Returning to life was not easy. "It was a shock," he acknowledged. "I look like a road map. They took my spleen. I wear a prosthesis on my shoulder. I had severe craneoencephalic wounds that caused a hemiparepsia (an ailment that decreases motor power and paralyzes part of the body) because of the brain scars. I was more dead than alive."

He’s left with a permanent disability, which prevents him from working.

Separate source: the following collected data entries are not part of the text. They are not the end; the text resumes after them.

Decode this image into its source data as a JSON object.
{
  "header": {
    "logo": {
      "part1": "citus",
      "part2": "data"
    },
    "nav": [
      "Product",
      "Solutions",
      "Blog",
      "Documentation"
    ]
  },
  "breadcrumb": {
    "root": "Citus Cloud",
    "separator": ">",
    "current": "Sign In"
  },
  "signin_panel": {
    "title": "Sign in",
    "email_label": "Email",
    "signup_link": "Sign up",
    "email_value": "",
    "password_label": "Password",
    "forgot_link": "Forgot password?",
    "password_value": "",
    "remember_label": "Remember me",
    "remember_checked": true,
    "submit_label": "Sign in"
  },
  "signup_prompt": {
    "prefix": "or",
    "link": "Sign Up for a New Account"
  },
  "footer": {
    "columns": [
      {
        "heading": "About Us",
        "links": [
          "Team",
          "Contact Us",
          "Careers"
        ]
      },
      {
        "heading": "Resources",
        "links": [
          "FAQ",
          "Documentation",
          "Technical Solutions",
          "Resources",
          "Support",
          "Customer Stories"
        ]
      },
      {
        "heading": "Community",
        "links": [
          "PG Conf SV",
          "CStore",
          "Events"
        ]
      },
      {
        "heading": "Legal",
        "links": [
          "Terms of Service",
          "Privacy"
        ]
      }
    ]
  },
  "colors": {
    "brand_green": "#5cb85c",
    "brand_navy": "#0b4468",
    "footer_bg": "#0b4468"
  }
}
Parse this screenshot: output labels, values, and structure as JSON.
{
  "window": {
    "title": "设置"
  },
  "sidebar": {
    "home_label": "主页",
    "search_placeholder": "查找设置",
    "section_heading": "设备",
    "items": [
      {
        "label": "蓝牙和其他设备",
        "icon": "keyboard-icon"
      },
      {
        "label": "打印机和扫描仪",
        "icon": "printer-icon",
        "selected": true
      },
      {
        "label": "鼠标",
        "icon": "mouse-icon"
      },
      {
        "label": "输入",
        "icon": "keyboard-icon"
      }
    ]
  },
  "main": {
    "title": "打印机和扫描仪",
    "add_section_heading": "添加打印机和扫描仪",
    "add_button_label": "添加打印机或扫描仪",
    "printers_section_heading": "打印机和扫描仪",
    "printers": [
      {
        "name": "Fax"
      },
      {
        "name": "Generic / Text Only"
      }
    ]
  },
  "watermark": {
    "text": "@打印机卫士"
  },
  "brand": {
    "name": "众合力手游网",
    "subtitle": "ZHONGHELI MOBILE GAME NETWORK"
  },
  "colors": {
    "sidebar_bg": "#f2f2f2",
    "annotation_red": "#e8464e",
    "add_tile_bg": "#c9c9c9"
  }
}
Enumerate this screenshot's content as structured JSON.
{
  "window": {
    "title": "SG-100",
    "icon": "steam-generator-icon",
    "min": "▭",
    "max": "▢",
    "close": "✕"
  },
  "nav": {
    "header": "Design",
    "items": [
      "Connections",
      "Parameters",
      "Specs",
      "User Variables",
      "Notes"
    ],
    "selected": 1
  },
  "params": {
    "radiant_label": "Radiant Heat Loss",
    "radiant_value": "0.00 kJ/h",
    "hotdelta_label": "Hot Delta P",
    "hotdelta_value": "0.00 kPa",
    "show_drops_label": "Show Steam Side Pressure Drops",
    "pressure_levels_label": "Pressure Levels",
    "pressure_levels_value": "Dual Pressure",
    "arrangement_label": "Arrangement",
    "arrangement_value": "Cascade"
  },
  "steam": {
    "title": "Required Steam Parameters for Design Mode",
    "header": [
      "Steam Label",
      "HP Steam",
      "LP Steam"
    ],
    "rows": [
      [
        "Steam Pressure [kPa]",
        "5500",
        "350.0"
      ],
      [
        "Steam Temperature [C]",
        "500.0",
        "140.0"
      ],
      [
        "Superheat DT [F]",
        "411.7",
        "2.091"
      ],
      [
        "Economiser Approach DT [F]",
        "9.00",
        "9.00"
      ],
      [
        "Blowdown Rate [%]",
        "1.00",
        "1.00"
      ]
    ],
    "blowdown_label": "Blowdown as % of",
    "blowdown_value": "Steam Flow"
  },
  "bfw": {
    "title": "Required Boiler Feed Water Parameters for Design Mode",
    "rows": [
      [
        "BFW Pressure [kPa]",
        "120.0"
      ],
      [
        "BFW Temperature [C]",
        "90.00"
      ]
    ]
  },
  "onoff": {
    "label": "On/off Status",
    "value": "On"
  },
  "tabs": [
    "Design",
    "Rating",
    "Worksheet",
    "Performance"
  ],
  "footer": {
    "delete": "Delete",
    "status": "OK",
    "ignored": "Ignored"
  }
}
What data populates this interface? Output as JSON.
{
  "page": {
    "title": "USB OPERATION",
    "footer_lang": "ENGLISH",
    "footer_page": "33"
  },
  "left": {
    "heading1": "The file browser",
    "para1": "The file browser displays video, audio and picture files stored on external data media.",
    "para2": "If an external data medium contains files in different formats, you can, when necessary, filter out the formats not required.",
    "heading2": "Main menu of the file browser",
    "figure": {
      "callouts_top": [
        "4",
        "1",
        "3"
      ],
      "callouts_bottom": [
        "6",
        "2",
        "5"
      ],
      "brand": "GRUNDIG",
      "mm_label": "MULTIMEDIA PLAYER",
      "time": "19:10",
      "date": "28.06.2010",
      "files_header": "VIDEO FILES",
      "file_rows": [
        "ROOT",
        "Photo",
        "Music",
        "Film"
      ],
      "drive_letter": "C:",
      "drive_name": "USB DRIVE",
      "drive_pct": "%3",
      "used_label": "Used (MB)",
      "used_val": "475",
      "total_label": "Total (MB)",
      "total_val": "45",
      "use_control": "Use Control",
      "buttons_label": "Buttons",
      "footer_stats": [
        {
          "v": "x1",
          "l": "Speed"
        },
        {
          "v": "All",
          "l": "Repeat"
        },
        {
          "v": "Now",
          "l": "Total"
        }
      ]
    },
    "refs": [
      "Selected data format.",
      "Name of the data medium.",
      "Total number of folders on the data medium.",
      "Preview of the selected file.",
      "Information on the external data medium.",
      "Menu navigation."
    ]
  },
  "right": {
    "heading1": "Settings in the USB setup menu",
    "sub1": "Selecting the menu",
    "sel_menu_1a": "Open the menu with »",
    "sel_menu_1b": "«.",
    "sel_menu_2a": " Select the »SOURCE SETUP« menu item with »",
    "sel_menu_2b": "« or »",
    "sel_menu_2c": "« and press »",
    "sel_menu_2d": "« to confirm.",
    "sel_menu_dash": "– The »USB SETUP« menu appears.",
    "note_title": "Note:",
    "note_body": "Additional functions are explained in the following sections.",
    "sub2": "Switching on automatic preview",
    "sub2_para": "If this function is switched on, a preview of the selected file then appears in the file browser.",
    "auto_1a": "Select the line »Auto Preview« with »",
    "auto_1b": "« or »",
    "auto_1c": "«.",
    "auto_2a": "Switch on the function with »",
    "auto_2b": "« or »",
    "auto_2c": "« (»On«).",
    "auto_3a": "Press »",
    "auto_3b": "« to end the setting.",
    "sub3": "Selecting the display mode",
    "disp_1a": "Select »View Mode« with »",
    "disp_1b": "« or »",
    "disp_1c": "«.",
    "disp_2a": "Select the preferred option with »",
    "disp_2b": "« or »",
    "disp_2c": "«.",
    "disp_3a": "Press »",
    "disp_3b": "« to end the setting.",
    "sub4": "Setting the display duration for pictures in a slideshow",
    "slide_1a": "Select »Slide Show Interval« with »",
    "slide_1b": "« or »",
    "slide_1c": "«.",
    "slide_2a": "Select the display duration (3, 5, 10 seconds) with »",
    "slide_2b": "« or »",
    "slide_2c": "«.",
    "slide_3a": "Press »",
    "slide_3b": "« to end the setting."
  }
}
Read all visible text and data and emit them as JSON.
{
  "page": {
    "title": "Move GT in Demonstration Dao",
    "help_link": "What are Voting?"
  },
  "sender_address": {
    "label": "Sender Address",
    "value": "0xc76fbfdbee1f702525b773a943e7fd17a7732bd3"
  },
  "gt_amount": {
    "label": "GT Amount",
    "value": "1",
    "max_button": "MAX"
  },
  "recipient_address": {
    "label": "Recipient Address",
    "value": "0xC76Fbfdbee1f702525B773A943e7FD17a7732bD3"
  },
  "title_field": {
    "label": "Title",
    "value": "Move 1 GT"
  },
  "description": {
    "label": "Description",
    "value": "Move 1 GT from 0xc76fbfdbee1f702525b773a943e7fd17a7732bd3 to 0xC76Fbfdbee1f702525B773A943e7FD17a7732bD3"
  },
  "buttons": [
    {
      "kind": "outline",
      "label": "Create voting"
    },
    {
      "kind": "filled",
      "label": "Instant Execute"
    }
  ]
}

The tragic night in 1987 is the last thing he remembers. "I remember where it was, on a curve, and I was speeding,” he said. “I remember this because my father showed me the accident report and it says I was going 124 miles per hour with a R5 GT Turbo. That’s all I remember."
 
"Unfortunately, a girl died with me,” he lamented. “And let me tell you what happened recently: I was going down the street and a lady was staring me up and down. I thought, I’m handsome but not that handsome. Then she said: ‘Are you Miguel?’ And I said, ‘Yes, I am Miguel.’ And she hugs me and starts to cry. I didn’t know what was happening and it turns out that she was the other girl who was in the car."

 
He was also facing a world that had changed much over 15 years. The first time after leaving the hospital, he felt like he was dreaming. He wanted to go back to sleep.
 
"The first thing I said was, ‘What is this euro thing?’ I knew nothing of the euro; I was still with pesetiñas. When I first got into a car, I looked for the starter to turn it on. We always used to crank it up before.
 
"When I started to go out on the street, I was thinking, ‘People are crazy," he continued. “‘They are talking to themselves.’ And it turns out they were talking on their mobile phones. Or I saw a police car with a woman at the wheel and I thought I was hallucinating or she was wearing a costume for a holiday."
 
"In the car I had a cassette player and now there are CDs and pen drives…. Where the neighborhood of Los Rosales is today, it used to be all mountain terrain, and I used to train for motocross there. The highway didn’t exist; there was only the national road."
 
When he went to the bank he asked where the computer was. “In my time, it was a monster, and now they are these little things,” said Miguel, who worked as a programmer in Banco Pastor when banks were beginning to use computers. “The first day I read the newspaper, I said to myself, ‘I have to go to school to learn geography. The Czech Republic, Montenegro, Slovenia. But what countries are those?’ It was the USSR and Yugoslavia in my times. Germany was unified. I had my accident when Felipe Gonzalez was prime minister and I woke up with ‘zapatitos.’ Those were brutal years for technology in everything. Televisions were closets before and there were only two channels. In A Coruña, the movie theaters I knew are gone. So it’s all at once. I said, ‘What happened here? I’m going back to sleep.’"
 
But one thing remains the same: his passion for motor sports. He is struck by the devestating injury retired German race car driver Michael Schumacher sustained while skiing and is convinced that "he will recover well, with physical therapy and all that. I recovered well."
 
Now Miguel drives "a normal car without adaptations" and shows off all the trophies he won in the world of motocross.
 
He says that there are many cases like his, with desperate families that are doubting, that have lost hope. So his experience makes him an opponent of euthanasia.
 
"We should never lose faith. I was with a lady recently whose son had been in a coma for four years, and she was broken," he said. "And I told her my story and the lady was filled with hope."
 
He now lives a quiet life, enjoying the opportunity life has given him, though "a little desperate from spending all day doing nothing. I am hyperactive and the days seem like weeks to me." But he does not complain. There is not a single reason to complain: "As I say, now it’s like I’m 12 years old because I was born twice."